Entre las organizaciones internacionales que se han posicionado públicamente para condenar todas las formas de racismo, se encuentra la Academia Americana de Pediatría (AAP) que, en su declaración de política antirracista, ofrece claves para abordar este tema desde las familias. Entre ellas, se subrayan la importancia de hablar con los niños y niñas sobre qué saben, qué han visto o cómo se sienten; preguntar si han sido testigos de maltrato o racismo o si lo han sufrido; prestar atención a posibles cambios de comportamiento en relación a la agresividad, la ansiedad, el miedo o la angustia graves; o cuidar el contenido audiovisual que consumen, pues ya sabemos que, más allá del entretenimiento, la ficción tiene la capacidad de inculcar valores y sentimientos que pueden ser contrarios a la igualdad y la no violencia. Otros organismos como la Anti-Difamation League, ofrecen también en su Web numerosos recursos para las familias acerca de cómo abordar con los niños y niñas incidentes de odio.

Ya en 2019, la AAP había publicado en la revista Pediatrics un documento, artículos [The Impact of Racism on Child and Adolescent Health] basado en evidencias de la investigación sobre el racismo y su profundo impacto negativo en la salud física y mental en las etapas infantil y adolescente, demostrando efectos adversos significativos sobre todo para quienes lo sufren, pero también para quienes lo cometen o, simplemente, observan este tipo de agresiones. Entre estos efectos se encuentran el estrés crónico, las dificultades en el desarrollo socioemocional, profundas reacciones fisiológicas y psicológicas nocivas ante el recuerdo de la agresión racista, daños en el autoconcepto y la autoestima, dificultades en el rendimiento académico, aumento del absentismo escolar, mayores barreras de acceso a la igualdad de oportunidades y servicios que optimizan la salud o reducción de la esperanza de vida. La investigación señala también que el papel de quienes observan agresiones racistas es clave a la hora de prevenir o frenar este tipo de violencia y que los entornos escolares que se caracterizan por una gran diversidad sociocultural, son espacios idóneos para identificar y frenar cualquier tipo de agresión racista a través del desarrollo de habilidades cognitivas como el pensamiento crítico y la prevención y resolución de conflictos.
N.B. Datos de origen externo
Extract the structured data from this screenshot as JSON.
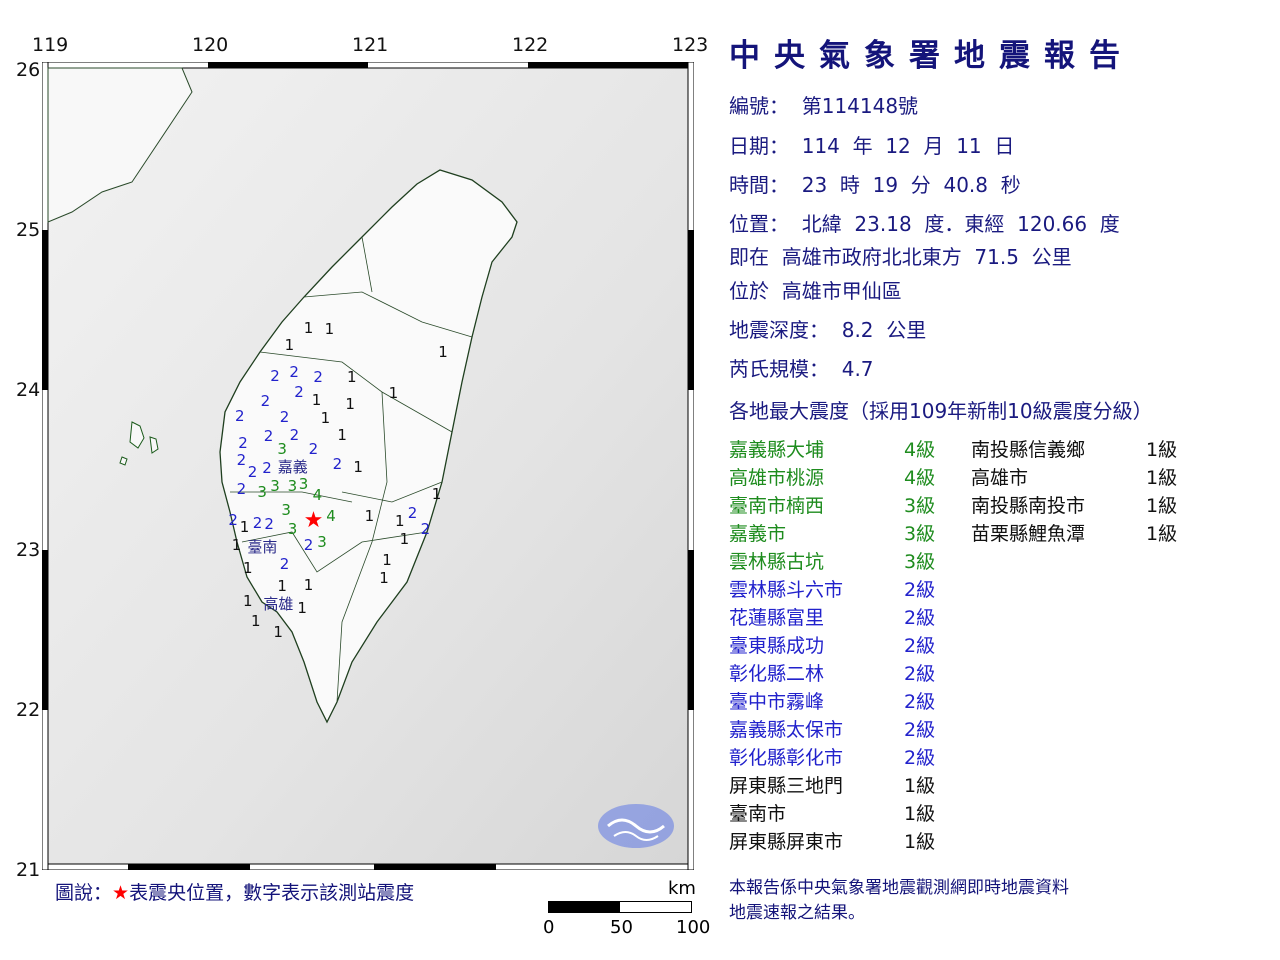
{
  "map": {
    "lon_ticks": [
      "119",
      "120",
      "121",
      "122",
      "123"
    ],
    "lat_ticks": [
      "26",
      "25",
      "24",
      "23",
      "22",
      "21"
    ],
    "epicenter": {
      "lat": 23.18,
      "lon": 120.66,
      "symbol": "★",
      "color": "#ff0000"
    },
    "city_labels": [
      {
        "name": "嘉義",
        "lon": 120.53,
        "lat": 23.52
      },
      {
        "name": "臺南",
        "lon": 120.34,
        "lat": 23.02
      },
      {
        "name": "高雄",
        "lon": 120.44,
        "lat": 22.66
      }
    ],
    "intensity_colors": {
      "1": "#111111",
      "2": "#2222cc",
      "3": "#1e8c1e",
      "4": "#1e8c1e"
    },
    "stations": [
      {
        "v": "1",
        "lon": 120.63,
        "lat": 24.39
      },
      {
        "v": "1",
        "lon": 120.76,
        "lat": 24.38
      },
      {
        "v": "1",
        "lon": 120.51,
        "lat": 24.28
      },
      {
        "v": "1",
        "lon": 121.47,
        "lat": 24.24
      },
      {
        "v": "1",
        "lon": 120.9,
        "lat": 24.08
      },
      {
        "v": "1",
        "lon": 121.16,
        "lat": 23.98
      },
      {
        "v": "1",
        "lon": 120.68,
        "lat": 23.94
      },
      {
        "v": "1",
        "lon": 120.89,
        "lat": 23.91
      },
      {
        "v": "1",
        "lon": 120.71,
        "lat": 23.85
      },
      {
        "v": "1",
        "lon": 120.84,
        "lat": 23.72
      },
      {
        "v": "1",
        "lon": 120.94,
        "lat": 23.52
      },
      {
        "v": "1",
        "lon": 121.01,
        "lat": 23.21
      },
      {
        "v": "1",
        "lon": 121.2,
        "lat": 23.18
      },
      {
        "v": "1",
        "lon": 121.21,
        "lat": 23.12
      },
      {
        "v": "1",
        "lon": 121.43,
        "lat": 23.35
      },
      {
        "v": "1",
        "lon": 121.12,
        "lat": 22.94
      },
      {
        "v": "1",
        "lon": 121.07,
        "lat": 22.84
      },
      {
        "v": "1",
        "lon": 120.63,
        "lat": 22.78
      },
      {
        "v": "1",
        "lon": 120.49,
        "lat": 22.75
      },
      {
        "v": "1",
        "lon": 120.49,
        "lat": 22.68
      },
      {
        "v": "1",
        "lon": 120.25,
        "lat": 22.68
      },
      {
        "v": "1",
        "lon": 120.3,
        "lat": 22.66
      },
      {
        "v": "1",
        "lon": 120.44,
        "lat": 22.49
      },
      {
        "v": "1",
        "lon": 120.18,
        "lat": 23.03
      },
      {
        "v": "1",
        "lon": 120.25,
        "lat": 22.89
      },
      {
        "v": "1",
        "lon": 120.23,
        "lat": 23.06
      },
      {
        "v": "2",
        "lon": 120.42,
        "lat": 24.09
      },
      {
        "v": "2",
        "lon": 120.54,
        "lat": 24.11
      },
      {
        "v": "2",
        "lon": 120.69,
        "lat": 24.08
      },
      {
        "v": "2",
        "lon": 120.57,
        "lat": 23.99
      },
      {
        "v": "2",
        "lon": 120.36,
        "lat": 23.93
      },
      {
        "v": "2",
        "lon": 120.2,
        "lat": 23.84
      },
      {
        "v": "2",
        "lon": 120.48,
        "lat": 23.83
      },
      {
        "v": "2",
        "lon": 120.51,
        "lat": 23.73
      },
      {
        "v": "2",
        "lon": 120.38,
        "lat": 23.71
      },
      {
        "v": "2",
        "lon": 120.22,
        "lat": 23.67
      },
      {
        "v": "2",
        "lon": 120.66,
        "lat": 23.63
      },
      {
        "v": "2",
        "lon": 120.21,
        "lat": 23.56
      },
      {
        "v": "2",
        "lon": 120.28,
        "lat": 23.49
      },
      {
        "v": "2",
        "lon": 120.37,
        "lat": 23.51
      },
      {
        "v": "2",
        "lon": 120.81,
        "lat": 23.54
      },
      {
        "v": "2",
        "lon": 120.21,
        "lat": 23.38
      },
      {
        "v": "2",
        "lon": 120.19,
        "lat": 23.2
      },
      {
        "v": "2",
        "lon": 120.28,
        "lat": 23.17
      },
      {
        "v": "2",
        "lon": 120.34,
        "lat": 23.06
      },
      {
        "v": "2",
        "lon": 120.63,
        "lat": 23.03
      },
      {
        "v": "2",
        "lon": 120.48,
        "lat": 22.91
      },
      {
        "v": "2",
        "lon": 121.28,
        "lat": 23.23
      },
      {
        "v": "2",
        "lon": 121.36,
        "lat": 23.13
      },
      {
        "v": "3",
        "lon": 120.54,
        "lat": 23.66
      },
      {
        "v": "3",
        "lon": 120.46,
        "lat": 23.57
      },
      {
        "v": "3",
        "lon": 120.42,
        "lat": 23.53
      },
      {
        "v": "3",
        "lon": 120.58,
        "lat": 23.46
      },
      {
        "v": "3",
        "lon": 120.39,
        "lat": 23.38
      },
      {
        "v": "3",
        "lon": 120.49,
        "lat": 23.25
      },
      {
        "v": "3",
        "lon": 120.53,
        "lat": 23.21
      },
      {
        "v": "3",
        "lon": 120.57,
        "lat": 23.11
      },
      {
        "v": "4",
        "lon": 120.61,
        "lat": 23.27
      },
      {
        "v": "4",
        "lon": 120.77,
        "lat": 23.21
      }
    ],
    "legend": {
      "label": "圖說：",
      "star": "★",
      "text": "表震央位置，數字表示該測站震度"
    },
    "scale": {
      "unit": "km",
      "labels": [
        "0",
        "50",
        "100"
      ]
    }
  },
  "report": {
    "title": "中央氣象署地震報告",
    "number_line": "編號：  第114148號",
    "date_line": "日期：  114  年  12  月  11  日",
    "time_line": "時間：  23  時  19  分  40.8  秒",
    "location_line": "位置：  北緯  23.18  度．東經  120.66  度",
    "relative_line": "即在  高雄市政府北北東方  71.5  公里",
    "district_line": "位於  高雄市甲仙區",
    "depth_line": "地震深度：  8.2  公里",
    "magnitude_line": "芮氏規模：  4.7",
    "intensity_header": "各地最大震度（採用109年新制10級震度分級）",
    "intensity_col1": [
      {
        "place": "嘉義縣大埔",
        "level": "4級",
        "color": "#1e8c1e"
      },
      {
        "place": "高雄市桃源",
        "level": "4級",
        "color": "#1e8c1e"
      },
      {
        "place": "臺南市楠西",
        "level": "3級",
        "color": "#1e8c1e"
      },
      {
        "place": "嘉義市",
        "level": "3級",
        "color": "#1e8c1e"
      },
      {
        "place": "雲林縣古坑",
        "level": "3級",
        "color": "#1e8c1e"
      },
      {
        "place": "雲林縣斗六市",
        "level": "2級",
        "color": "#2222cc"
      },
      {
        "place": "花蓮縣富里",
        "level": "2級",
        "color": "#2222cc"
      },
      {
        "place": "臺東縣成功",
        "level": "2級",
        "color": "#2222cc"
      },
      {
        "place": "彰化縣二林",
        "level": "2級",
        "color": "#2222cc"
      },
      {
        "place": "臺中市霧峰",
        "level": "2級",
        "color": "#2222cc"
      },
      {
        "place": "嘉義縣太保市",
        "level": "2級",
        "color": "#2222cc"
      },
      {
        "place": "彰化縣彰化市",
        "level": "2級",
        "color": "#2222cc"
      },
      {
        "place": "屏東縣三地門",
        "level": "1級",
        "color": "#111111"
      },
      {
        "place": "臺南市",
        "level": "1級",
        "color": "#111111"
      },
      {
        "place": "屏東縣屏東市",
        "level": "1級",
        "color": "#111111"
      }
    ],
    "intensity_col2": [
      {
        "place": "南投縣信義鄉",
        "level": "1級",
        "color": "#111111"
      },
      {
        "place": "高雄市",
        "level": "1級",
        "color": "#111111"
      },
      {
        "place": "南投縣南投市",
        "level": "1級",
        "color": "#111111"
      },
      {
        "place": "苗栗縣鯉魚潭",
        "level": "1級",
        "color": "#111111"
      }
    ],
    "footnote_1": "本報告係中央氣象署地震觀測網即時地震資料",
    "footnote_2": "地震速報之結果。"
  }
}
La organización Healthy Children manifiesta, además, que la interiorización de prejuicios y sesgos raciales es detectable ya en los primeros meses de vida, que funciona de manera similar a la adquisición del lenguaje y que se transmite a través de las reacciones ante las diferencias que las y los bebés reciben por parte de las personas de su entorno más cercano. Healthy Children ofrece también estrategias para abordar el tema del racismo con menores y adolescentes pero, sobre todo, destaca la importancia de que los padres y las madres afronten su propio sesgo racial siendo un ejemplo antirracista a seguir para sus hijos e hijas, procurando una red de amistades culturalmente diversa o involucrándose en las escuelas por un trato justo para los grupos más vulnerables.

La presidenta de la AAP, Sally Goza, alerta de que ignorar este cuerpo creciente de investigación que respalda que el racismo perjudica la salud de la infancia, incluso antes del nacimiento, debilitará el progreso hacia la equidad en materia de salud y bienestar de toda la población infantil y adolescente.